Bank of America Identifies Stocks and ETFs Poised to Benefit From AI Boom
Bank of America has identified a group of stocks and exchange-traded funds (ETFs) that are expected to benefit from the rapid growth of artificial intelligence (AI). The Wall Street bank surveyed its fundamental equity team of 130 analysts, covering approximately 3,400 companies, to identify the companies best positioned to capitalize on AI’s transformative potential across industries. The bank views AI’s development as the third major tech cycle in the past five decades, following the rise of the internet and mobile phones.
Key Takeaways:
- AI is poised to be the next major tech boom, with potential long-term impact on the global economy.
- Bank of America anticipates significant investment in AI, potentially reaching over $1 trillion in the near term.
- Enterprise AI strategies are expected to see accelerating adoption in 2025, as businesses move beyond consumer-facing applications.
- Specific stocks and ETFs have been identified as potential beneficiaries of the AI boom.
The Rise of AI: More Than Just Chatbots
While generative AI applications like chatbots, writing tools, and coding assistants have captivated the public’s imagination, Bank of America analysts believe the true potential lies in enterprise AI strategies. These applications are more nuanced and complex than consumer-facing tools, but they hold the key to unlocking significant productivity gains and efficiency improvements for businesses.
“Despite AI capital expenditure potentially reaching [$1 trillion plus] in the near term, we’re only in 1996 relative to the internet,” said Bank of America analysts led by Alkesh Shah, who compiled the stock picks, on Aug 5. “GenAI apps and the foundation models that power them have advanced rapidly in just the past 18 months, but over the next 5-10 years, we expect GenAI to transform the global economy, as well as our lives."
The analysts predict that the adoption of enterprise AI will accelerate in 2025, as companies move beyond pilot projects and begin integrating AI into their core operations. This is supported by the fact that 44% of S&P 500 companies mentioned "AI" in their second-quarter 2024 earnings calls, indicating growing interest and investment in the technology.
Investing in the AI Boom: Stocks and ETFs
For investors looking to capitalize on the AI revolution, Bank of America suggests three ETFs with broad exposure to the AI theme:
- iShares Semiconductor ETF (SOXX): This ETF provides exposure to the semiconductor sector, which is crucial for the development and deployment of AI technologies.
- Global X Robotics & Artificial Intelligence ETF (BOTZ): This ETF tracks the performance of companies involved in the development, production, and use of robotics and AI technologies.
- VanEck Vectors Digital Transformation ETF (DAPP): This ETF invests in companies that are leveraging digital technologies, including AI, to improve their operations and customer experiences.
Beyond ETFs, Bank of America also identified several individual stocks poised to benefit from AI adoption, including:
- Anheuser-Busch InBev (BUD): The brewing giant is utilizing AI to optimize production processes and enhance customer engagement.
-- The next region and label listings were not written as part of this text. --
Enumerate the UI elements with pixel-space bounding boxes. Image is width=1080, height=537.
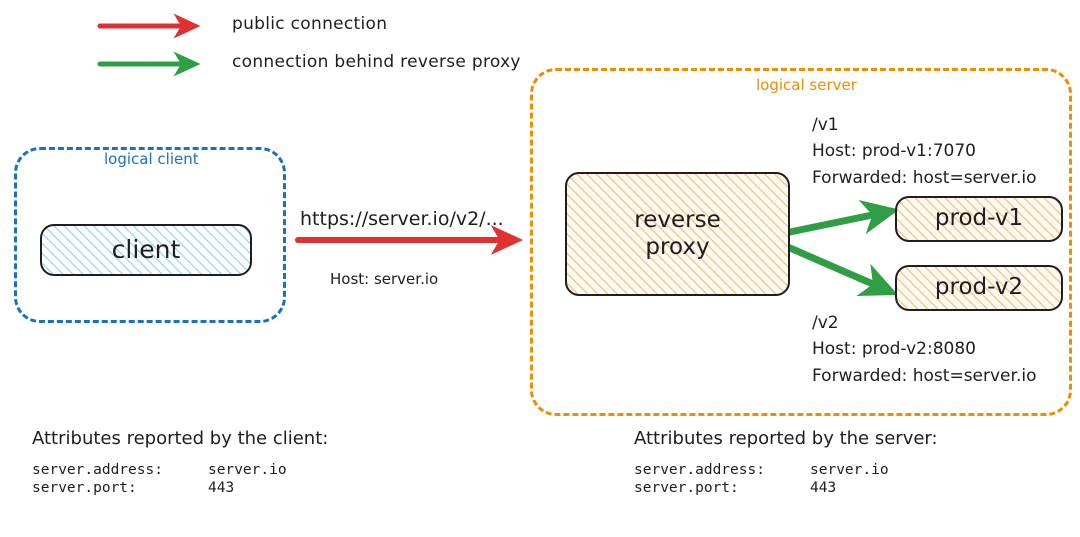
node-prod-v2[interactable]: prod-v2 <box>895 265 1063 311</box>
table-row: server.port: 443 <box>32 479 287 497</box>
public-request-url: https://server.io/v2/... <box>300 208 504 230</box>
route-v2-forwarded: Forwarded: host=server.io <box>812 363 1036 389</box>
route-v2-host: Host: prod-v2:8080 <box>812 336 1036 362</box>
route-v1-forwarded: Forwarded: host=server.io <box>812 165 1036 191</box>
client-attr-value-1: 443 <box>208 479 287 497</box>
table-row: server.port: 443 <box>634 479 889 497</box>
table-row: server.address: server.io <box>634 461 889 479</box>
diagram-canvas: public connection connection behind reve… <box>0 0 1080 537</box>
route-v1-path: /v1 <box>812 112 1036 138</box>
server-attr-key-0: server.address: <box>634 461 810 479</box>
legend-label-public-connection: public connection <box>232 14 387 34</box>
client-attributes-block: Attributes reported by the client: serve… <box>32 428 328 497</box>
legend-label-behind-proxy: connection behind reverse proxy <box>232 52 521 72</box>
node-reverse-proxy-label-line2: proxy <box>645 234 709 261</box>
node-reverse-proxy-label-line1: reverse <box>634 207 720 234</box>
route-v2-annotation: /v2 Host: prod-v2:8080 Forwarded: host=s… <box>812 310 1036 389</box>
client-attributes-title: Attributes reported by the client: <box>32 428 328 449</box>
public-request-host-header: Host: server.io <box>330 270 438 288</box>
client-attr-key-0: server.address: <box>32 461 208 479</box>
node-prod-v2-label: prod-v2 <box>935 274 1023 301</box>
server-attributes-title: Attributes reported by the server: <box>634 428 938 449</box>
table-row: server.address: server.io <box>32 461 287 479</box>
route-v1-host: Host: prod-v1:7070 <box>812 138 1036 164</box>
node-client-label: client <box>112 235 181 265</box>
node-reverse-proxy[interactable]: reverse proxy <box>565 172 790 296</box>
logical-server-group-title: logical server <box>748 76 865 94</box>
server-attr-value-1: 443 <box>810 479 889 497</box>
node-prod-v1-label: prod-v1 <box>935 205 1023 232</box>
node-client[interactable]: client <box>40 224 252 276</box>
client-attr-key-1: server.port: <box>32 479 208 497</box>
server-attr-value-0: server.io <box>810 461 889 479</box>
node-prod-v1[interactable]: prod-v1 <box>895 196 1063 242</box>
server-attributes-table: server.address: server.io server.port: 4… <box>634 461 889 497</box>
client-attr-value-0: server.io <box>208 461 287 479</box>
route-v2-path: /v2 <box>812 310 1036 336</box>
server-attr-key-1: server.port: <box>634 479 810 497</box>
logical-client-group-title: logical client <box>96 150 207 168</box>
client-attributes-table: server.address: server.io server.port: 4… <box>32 461 287 497</box>
route-v1-annotation: /v1 Host: prod-v1:7070 Forwarded: host=s… <box>812 112 1036 191</box>
server-attributes-block: Attributes reported by the server: serve… <box>634 428 938 497</box>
- ASM International (ASMI) and ASML (ASML): These companies are leading suppliers of semiconductor manufacturing equipment, critical for the development of AI chips.
- Orange (ORAN): The telecom company is leveraging AI to improve network performance and customer service.
- Relx (RELX): This analytics company provides AI-powered solutions to help businesses make better data-driven decisions.
- SAP (SAP): The German software developer offers enterprise resource planning (ERP) solutions that are increasingly incorporating AI capabilities.
Navigating the AI Landscape: Considerations for Investors
While the AI boom presents significant investment opportunities, several key considerations for investors:
- Long-Term Focus: It’s important to recognize that AI’s impact on the market will be gradual and long-term, similar to the internet and mobile phone revolutions. Short-term fluctuations are likely, and investors must adopt a long-term investment mindset.
- Diverse Portfolio: Investing in a basket of AI-related stocks and ETFs can mitigate risk and provide wider market exposure.
- Thorough Research: Investors should carefully research individual companies and their specific AI strategies before making investment decisions.
- Technology Advancement: Rapid advancements in AI technology are constantly reshaping the landscape. Investors need to stay informed about emerging trends and their implications for specific companies and sectors.
The AI revolution is still in its early stages, but its transformative potential is undeniable. By understanding the key trends, identifying potential investment opportunities, and adopting a long-term perspective, investors can position themselves to capitalize on this historic technological shift.